The reasons for having a trusted attorney are numerous. All business owners have to deal with contracts, employment and customer disputes to name just a few. One area that has become more important, however, is the protection of your intellectual property.
An intellectual property attorney works with you to protect your business entity’s innovations, rights, product and services; in addition to settling legal disputes.
“Today’s reliance on, and easy access to, software, web content and other technologies, all of which embody someone’s Intellectual Property, carry risks that may expose businesses and individuals to very costly legal liability for infringement or misappropriation.”
“Obtaining early legal advice on how to reduce these risks, often at a modest cost, may save thousands and sometimes millions of dollars, and prevent financial ruin,” states Stefan R. Stoyanov, Esq.
Working with an intellectual property lawyer may provide you increased commercial value, access to new markets, research in different business areas, and IP law (domestic and international) knowledge you may need as a business.
The Certified Public Accountant (CPA)
The accountant is a vital member of your team since they keep your business and personal taxes and other reporting requirements in line with the ever changing IRS, State and Local Tax regulations. The more complicated your life gets the more you need a person that can handle the uniqueness of your business.
As a business owner, it is more important to focus on the important issues and operations of your business than worry about taxes. If you get one of those multi-paged letters from the IRS, it is reassuring to give it to your CPA.
The CPA is in charge of the tax landscape since they have the obligation to maintain their level of expertise and knowledge and understand the accounting nuances of the tax codes and compliance.
Dane E. Dickler, CPA, Partner, Tax & Business Services Leader, NY/NJ Business Enterprise Services group at Marcum LLP summed up the following need for financial advisers:
“The accounting and tax compliance landscape has become increasingly more complicated to navigate. That’s why it’s important for business to have a seasoned accounting professional on the team who is knowledgeable and able to identify potential issues and opportunities.”
“Not having a professional with experience and expertise to provide proper guidance will inevitably result in mistakes or missed opportunities – some of which can be very costly and detrimental to the business at large.”
Property & Casualty Insurance Agent
The Property and Casualty (P&C) insurance professional protects the foundation of your business against potential risks.

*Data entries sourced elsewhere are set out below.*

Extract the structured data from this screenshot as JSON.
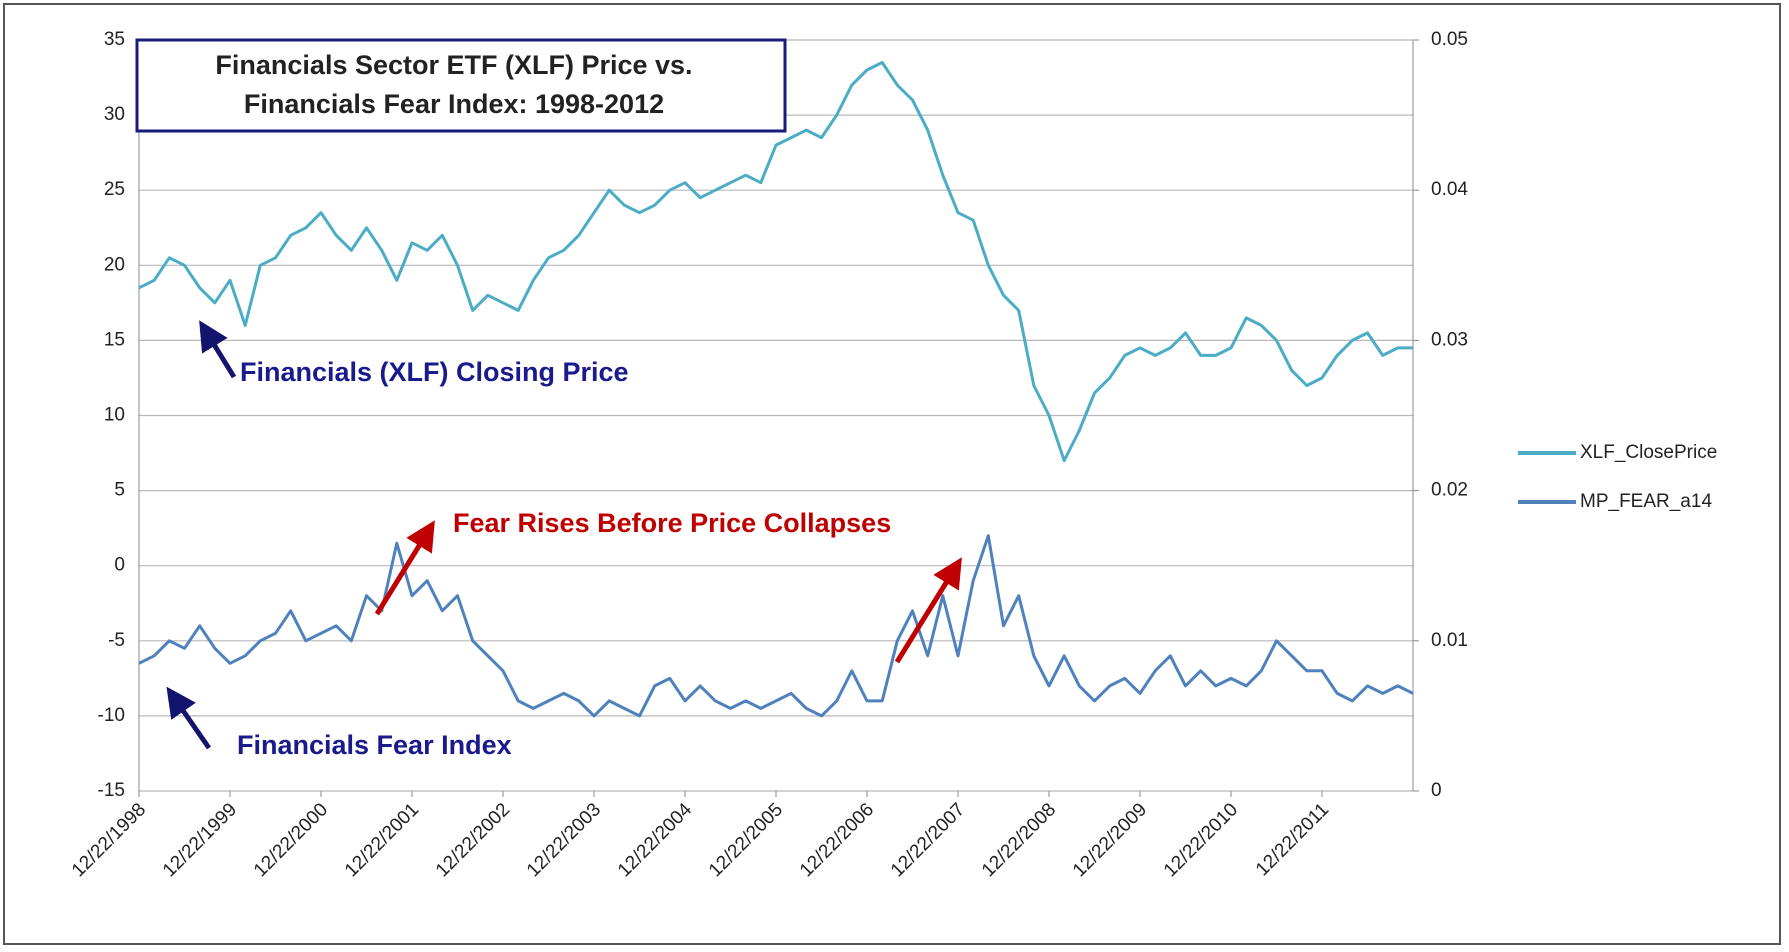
{
  "chart_data": {
    "type": "line",
    "annotations": [
      "Financials Sector ETF (XLF) Price vs.",
      "Financials Fear Index:  1998-2012",
      "Financials (XLF) Closing Price",
      "Financials Fear Index",
      "Fear Rises Before Price Collapses"
    ],
    "categories": [
      "12/22/1998",
      null,
      null,
      null,
      null,
      null,
      "12/22/1999",
      null,
      null,
      null,
      null,
      null,
      "12/22/2000",
      null,
      null,
      null,
      null,
      null,
      "12/22/2001",
      null,
      null,
      null,
      null,
      null,
      "12/22/2002",
      null,
      null,
      null,
      null,
      null,
      "12/22/2003",
      null,
      null,
      null,
      null,
      null,
      "12/22/2004",
      null,
      null,
      null,
      null,
      null,
      "12/22/2005",
      null,
      null,
      null,
      null,
      null,
      "12/22/2006",
      null,
      null,
      null,
      null,
      null,
      "12/22/2007",
      null,
      null,
      null,
      null,
      null,
      "12/22/2008",
      null,
      null,
      null,
      null,
      null,
      "12/22/2009",
      null,
      null,
      null,
      null,
      null,
      "12/22/2010",
      null,
      null,
      null,
      null,
      null,
      "12/22/2011",
      null,
      null,
      null,
      null,
      null,
      null
    ],
    "series": [
      {
        "name": "XLF_ClosePrice",
        "color": "#4bacc6",
        "values": [
          18.5,
          19,
          20.5,
          20,
          18.5,
          17.5,
          19,
          16,
          20,
          20.5,
          22,
          22.5,
          23.5,
          22,
          21,
          22.5,
          21,
          19,
          21.5,
          21,
          22,
          20,
          17,
          18,
          17.5,
          17,
          19,
          20.5,
          21,
          22,
          23.5,
          25,
          24,
          23.5,
          24,
          25,
          25.5,
          24.5,
          25,
          25.5,
          26,
          25.5,
          28,
          28.5,
          29,
          28.5,
          30,
          32,
          33,
          33.5,
          32,
          31,
          29,
          26,
          23.5,
          23,
          20,
          18,
          17,
          12,
          10,
          7,
          9,
          11.5,
          12.5,
          14,
          14.5,
          14,
          14.5,
          15.5,
          14,
          14,
          14.5,
          16.5,
          16,
          15,
          13,
          12,
          12.5,
          14,
          15,
          15.5,
          14,
          14.5,
          14.5
        ]
      },
      {
        "name": "MP_FEAR_a14",
        "color": "#4f81bd",
        "axis": "y2",
        "values": [
          0.0085,
          0.009,
          0.01,
          0.0095,
          0.011,
          0.0095,
          0.0085,
          0.009,
          0.01,
          0.0105,
          0.012,
          0.01,
          0.0105,
          0.011,
          0.01,
          0.013,
          0.012,
          0.0165,
          0.013,
          0.014,
          0.012,
          0.013,
          0.01,
          0.009,
          0.008,
          0.006,
          0.0055,
          0.006,
          0.0065,
          0.006,
          0.005,
          0.006,
          0.0055,
          0.005,
          0.007,
          0.0075,
          0.006,
          0.007,
          0.006,
          0.0055,
          0.006,
          0.0055,
          0.006,
          0.0065,
          0.0055,
          0.005,
          0.006,
          0.008,
          0.006,
          0.006,
          0.01,
          0.012,
          0.009,
          0.013,
          0.009,
          0.014,
          0.017,
          0.011,
          0.013,
          0.009,
          0.007,
          0.009,
          0.007,
          0.006,
          0.007,
          0.0075,
          0.0065,
          0.008,
          0.009,
          0.007,
          0.008,
          0.007,
          0.0075,
          0.007,
          0.008,
          0.01,
          0.009,
          0.008,
          0.008,
          0.0065,
          0.006,
          0.007,
          0.0065,
          0.007,
          0.0065
        ]
      }
    ],
    "ylim": [
      -15,
      35
    ],
    "yticks": [
      -15,
      -10,
      -5,
      0,
      5,
      10,
      15,
      20,
      25,
      30,
      35
    ],
    "y2lim": [
      0,
      0.05
    ],
    "y2ticks": [
      0,
      0.01,
      0.02,
      0.03,
      0.04,
      0.05
    ],
    "grid": true,
    "legend": "right"
  }
}
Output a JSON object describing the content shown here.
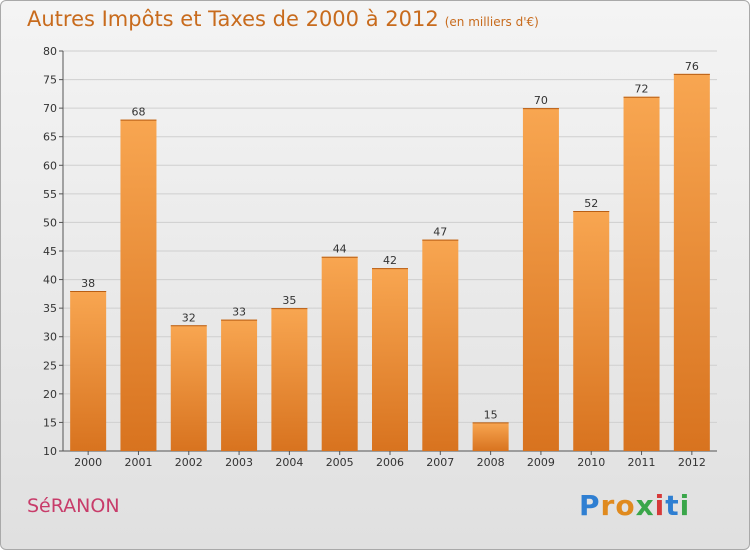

They will provide the business entity a detailed analysis of its insurance requirements, how to manage the potential risk, and how to best present your exposure to the insurance carriers. The protection includes but is not limited to general liability, product liability, business interruption, fire, flood, storm damage, product defect, theft, and errors or omissions. It is a necessary business expense.
The business entity must inform the P&C insurance professional of any updates or changes of the business infrastructure and operations. “Your insurance professional needs to know all updates or moves you are planning to make in order to effectively advise you on how to transfer, retain, or reduce risk as much as possible,” says C. Scott Heaney of Mill Creek Agency, Inc.
The Certified Financial Planner (CFP)
The most misunderstood adviser is the Certified Financial Planner (CFP). The CFP is not just managing your business investments or planning needs, they are the quarterback of your business financial life.